Cracking the shield: oncolytic viruses versus the tumor-immune fortress
摘要
Oncolytic viruses (OVs) have emerged as a promising cancer therapy due to their natural selectivity to replicate in and destroy cancer cells. However, despite encouraging preclinical and early clinical outcomes, the therapeutic efficacy of OVs in solid tumors remains limited. Recently, OVs have been genetically modified to enhance tumor specificity, promote antitumor immune activation, and overcome barriers imposed by the tumor microenvironment (TME).
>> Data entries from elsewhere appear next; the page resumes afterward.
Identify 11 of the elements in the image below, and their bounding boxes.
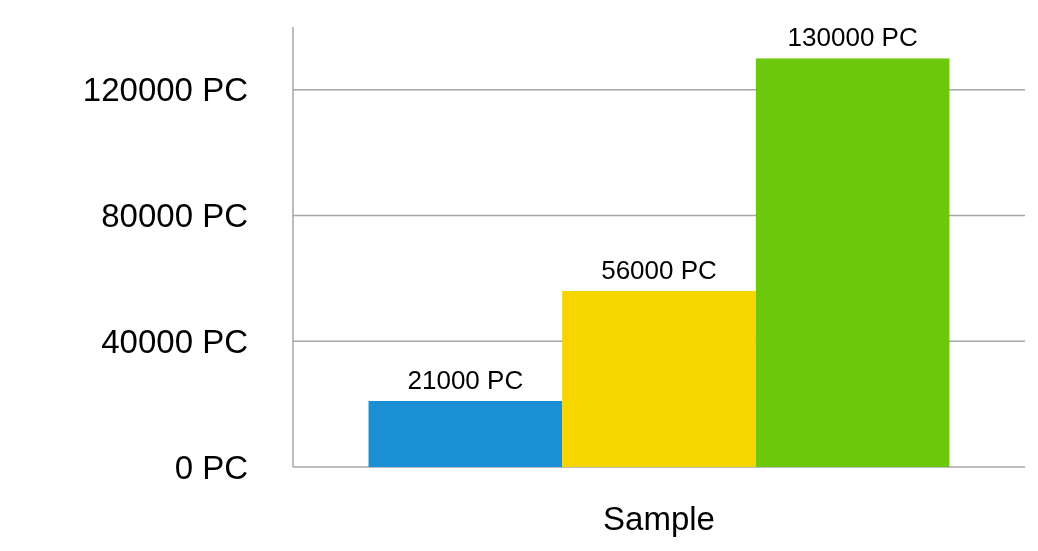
y-tick-label: 40000 PC <box>101 322 248 360</box>
bar <box>755 58 950 467</box>
data-label: 56000 PC <box>601 255 717 285</box>
data-label: 21000 PC <box>407 365 524 395</box>
y-tick-label: 80000 PC <box>101 197 248 235</box>
data-label: 130000 PC <box>787 22 918 53</box>
x-tick-label: Sample <box>603 500 715 537</box>
y-tick-label: 120000 PC <box>82 71 248 109</box>
bar <box>562 291 756 467</box>
bar <box>368 401 563 467</box>
y-tick-label: 0 PC <box>174 448 248 486</box>
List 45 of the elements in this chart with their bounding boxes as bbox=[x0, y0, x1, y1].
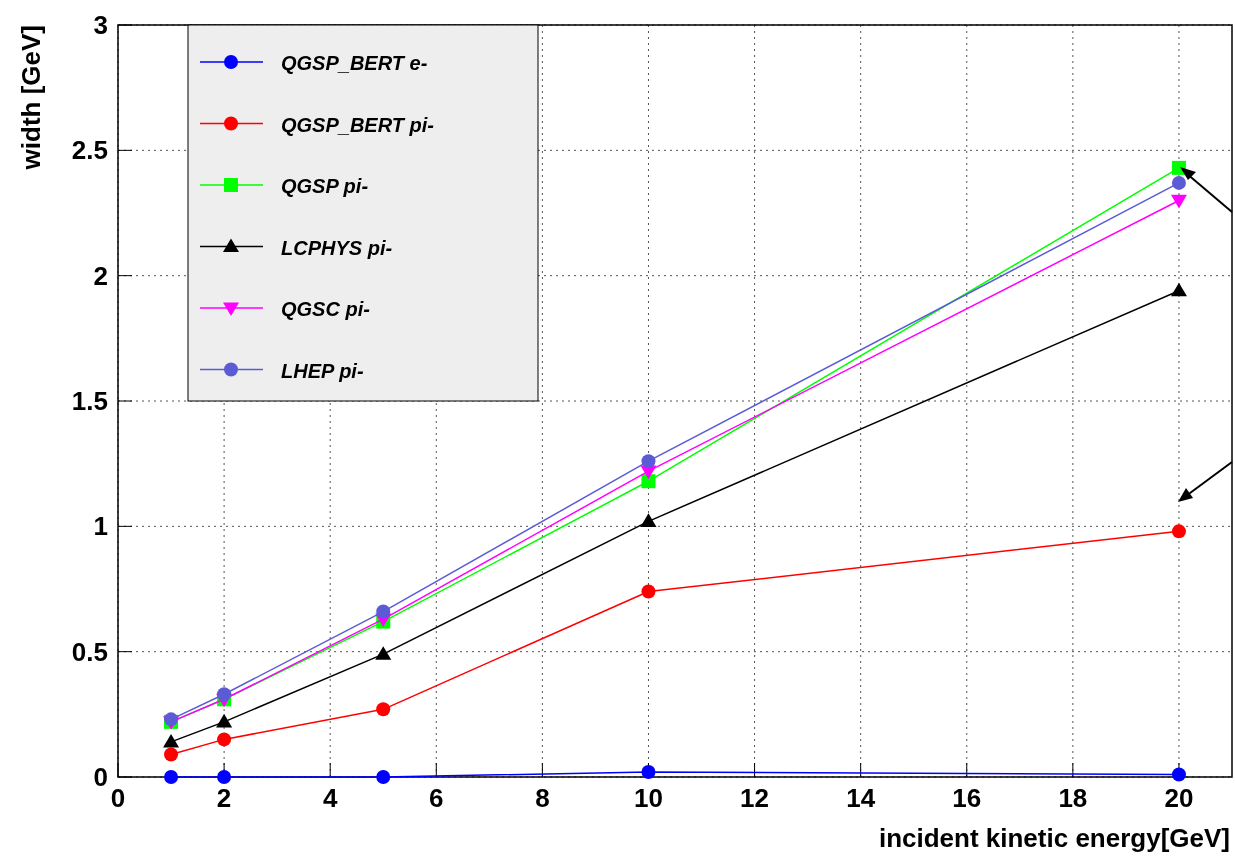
point bbox=[376, 702, 391, 717]
point bbox=[641, 584, 656, 599]
x-tick-label: 16 bbox=[952, 783, 982, 813]
x-tick-label: 6 bbox=[429, 783, 444, 813]
y-tick-label: 3 bbox=[93, 10, 108, 40]
legend-label: QGSC pi- bbox=[281, 298, 371, 320]
legend-label: LHEP pi- bbox=[281, 359, 364, 382]
y-tick-label: 0.5 bbox=[71, 636, 108, 667]
legend-label: QGSP pi- bbox=[281, 175, 369, 197]
y-tick-label: 0 bbox=[93, 762, 108, 792]
point bbox=[640, 513, 657, 527]
y-tick-label: 1 bbox=[93, 511, 108, 542]
point bbox=[641, 454, 656, 469]
legend-label: LCPHYS pi- bbox=[281, 236, 393, 259]
point bbox=[376, 770, 391, 784]
point bbox=[375, 646, 392, 660]
point bbox=[217, 732, 232, 747]
x-tick-label: 14 bbox=[846, 783, 876, 813]
legend-label: QGSP_BERT pi- bbox=[281, 113, 435, 136]
point bbox=[1171, 175, 1186, 190]
legend-label: QGSP_BERT e- bbox=[281, 52, 428, 74]
point bbox=[217, 770, 232, 784]
x-tick-label: 10 bbox=[634, 783, 663, 813]
x-tick-label: 2 bbox=[216, 783, 232, 813]
y-tick-label: 1.5 bbox=[71, 386, 108, 416]
x-tick-label: 4 bbox=[322, 783, 338, 813]
point bbox=[1171, 524, 1186, 539]
point bbox=[163, 733, 180, 748]
y-axis-title: width [GeV] bbox=[16, 25, 46, 171]
point bbox=[376, 604, 391, 619]
x-axis-title: incident kinetic energy[GeV] bbox=[878, 823, 1230, 853]
y-tick-label: 2 bbox=[93, 260, 108, 291]
point bbox=[1170, 282, 1187, 297]
x-tick-label: 8 bbox=[535, 783, 550, 813]
point bbox=[217, 687, 232, 702]
x-tick-label: 18 bbox=[1058, 783, 1088, 813]
point bbox=[164, 747, 179, 762]
x-tick-label: 20 bbox=[1164, 783, 1194, 813]
point bbox=[1171, 767, 1186, 782]
x-tick-label: 12 bbox=[740, 783, 770, 813]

Hepatocellular carcinoma presents a uniquely challenging solid tumor microenvironment for oncolytic virotherapy, characterized by dense fibrotic stroma, potent hepatic immune clearance, and immunosuppressive signaling that collectively limit viral delivery, intratumoral spread, and therapeutic efficacy. The review provides an updated overview of clinical and preclinical studies of naturally occurring and engineered OVs, with a particular focus on the biological and translational challenges that restrict their effectiveness in HCC. In addition, it highlights the strategies developed to overcome delivery barriers, immune clearance, and tumor heterogeneity, which represent key obstacles to durable therapeutic responses. Strategies such as stromal targeting, hypoxia-adapted constructs, and the use of 3D organoid models as mimic platforms to evaluate delivery and therapeutic strategies are also discussed. Finally, this review aims to integrate recent advances in viral engineering, immune modulation, and organoid models, and critically evaluates how these approaches, together with emerging clinical trial data, can inform the rational design of next-generation oncolytic viruses.